Just authorized by the patient to publish her images?Ready?
40 Year Old Female , Never Pregnant , no Family History for Breast Cancer.
Now we will start backwards:
Digital Infrared Analysis First ok?
Basal Anterior View or Frontal . Total Breast areas are included. Assymetry is focused mainly towards The Left Breast Upper and Outer Quadrant.
Basal ( Previous to Cold Challenge) Right Oblique View and Left Oblique View
Arrow points toward the "highest" Infrared Radiation Area. Difficult to see and detect for the "untrained" eye.
Physiologic or Functional (After Cold Stress Test or Challenge ) . Now a Clearly Defined area is EASILY detected (Arrow) and correponds to the Highest Metabolical Active Area of BOTH BREASTS.
Would You Lke to See the Ultrasound and Xray Images?
Keep Posted......
Here are the Ultrasound Images:
IRRELEVANT ULTRASOUND IMAGES , SIMPLE CYST AT MOST
Now here comes our Cornerstone in Detection :
Left superior and External SUSPICIOUS MICROCALCIFICATIONS.
With slightly dense surrounding tissue.
BIRADS IV you all will agree. (I hope)
NOW REMEBER THE INFRARED SERIES PREVIOUS TO BIOPSY:
Go back to see larger details.......
Finally patient was Biopsied under Radiological Guide :
Mammography strength also rely in the ability to locate EXACTLY the anatomic position of the detected "abnormality".....
YET , although it may seem improbable or unbelievable , this latter kind of radiological maneuver is NOT present or available in MOST countries.
All efforts are stablished to OFFER radiological diagnosis and assitance for surgical or biopsy procedures.
BUT Real clinical environments , and surrounding complex cultural and economical parameters make XRay detection and diagnosis of breast cancer highly unlikely to occur.
But then again WHO cares for women with no access to mammography or those who do not have access to a good radiologist or cannot AFFORD a guided Biopsy or even a simple Biopsy?
MMmmmmmm.
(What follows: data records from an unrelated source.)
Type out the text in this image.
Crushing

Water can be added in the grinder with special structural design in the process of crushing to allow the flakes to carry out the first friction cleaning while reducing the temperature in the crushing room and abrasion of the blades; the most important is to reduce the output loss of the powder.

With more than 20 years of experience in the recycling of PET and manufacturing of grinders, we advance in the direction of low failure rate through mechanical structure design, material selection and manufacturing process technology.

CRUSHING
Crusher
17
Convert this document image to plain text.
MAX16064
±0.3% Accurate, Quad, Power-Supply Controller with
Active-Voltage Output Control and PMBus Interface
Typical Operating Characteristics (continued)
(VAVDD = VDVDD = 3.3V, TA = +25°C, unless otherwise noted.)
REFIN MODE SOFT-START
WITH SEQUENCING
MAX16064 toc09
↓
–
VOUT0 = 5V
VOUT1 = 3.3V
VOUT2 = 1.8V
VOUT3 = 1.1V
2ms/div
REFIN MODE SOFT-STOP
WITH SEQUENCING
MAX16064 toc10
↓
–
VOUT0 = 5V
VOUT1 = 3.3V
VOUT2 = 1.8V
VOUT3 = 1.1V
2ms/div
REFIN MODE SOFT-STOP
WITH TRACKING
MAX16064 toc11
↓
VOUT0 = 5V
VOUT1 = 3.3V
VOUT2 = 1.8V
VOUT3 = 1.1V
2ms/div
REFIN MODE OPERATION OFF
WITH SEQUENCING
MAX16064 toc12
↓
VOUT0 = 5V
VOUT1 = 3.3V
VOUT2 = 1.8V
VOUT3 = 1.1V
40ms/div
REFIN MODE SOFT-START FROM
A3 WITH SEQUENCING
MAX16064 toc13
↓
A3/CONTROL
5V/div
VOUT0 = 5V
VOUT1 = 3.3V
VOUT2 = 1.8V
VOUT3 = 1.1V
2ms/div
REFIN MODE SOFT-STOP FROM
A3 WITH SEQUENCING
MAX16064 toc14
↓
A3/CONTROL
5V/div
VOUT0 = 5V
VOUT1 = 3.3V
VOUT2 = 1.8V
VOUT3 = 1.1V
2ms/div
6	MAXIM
Makes me wonder..........
But , back to our patient.
Final Pathological Report:
Ductal Carcinoma In Situ.
Patient chosed a Quadrantectomy which was reconstructed with autologous Latissimus Dorsi Myocutaneous Flap.
Plus adjuvant therapy and now she is having Tamoxifen 20 mg a day.
2 Years Later , undercontrol She is doing fine and well as the vast majority of Ductal Carcinoma in Situ patients are.
Comment: Some In Situ Lesions might be clearly visible under the infrared spectrum (IRDCis), prospective controlled clinical trials could define which early lesions are clearly defined.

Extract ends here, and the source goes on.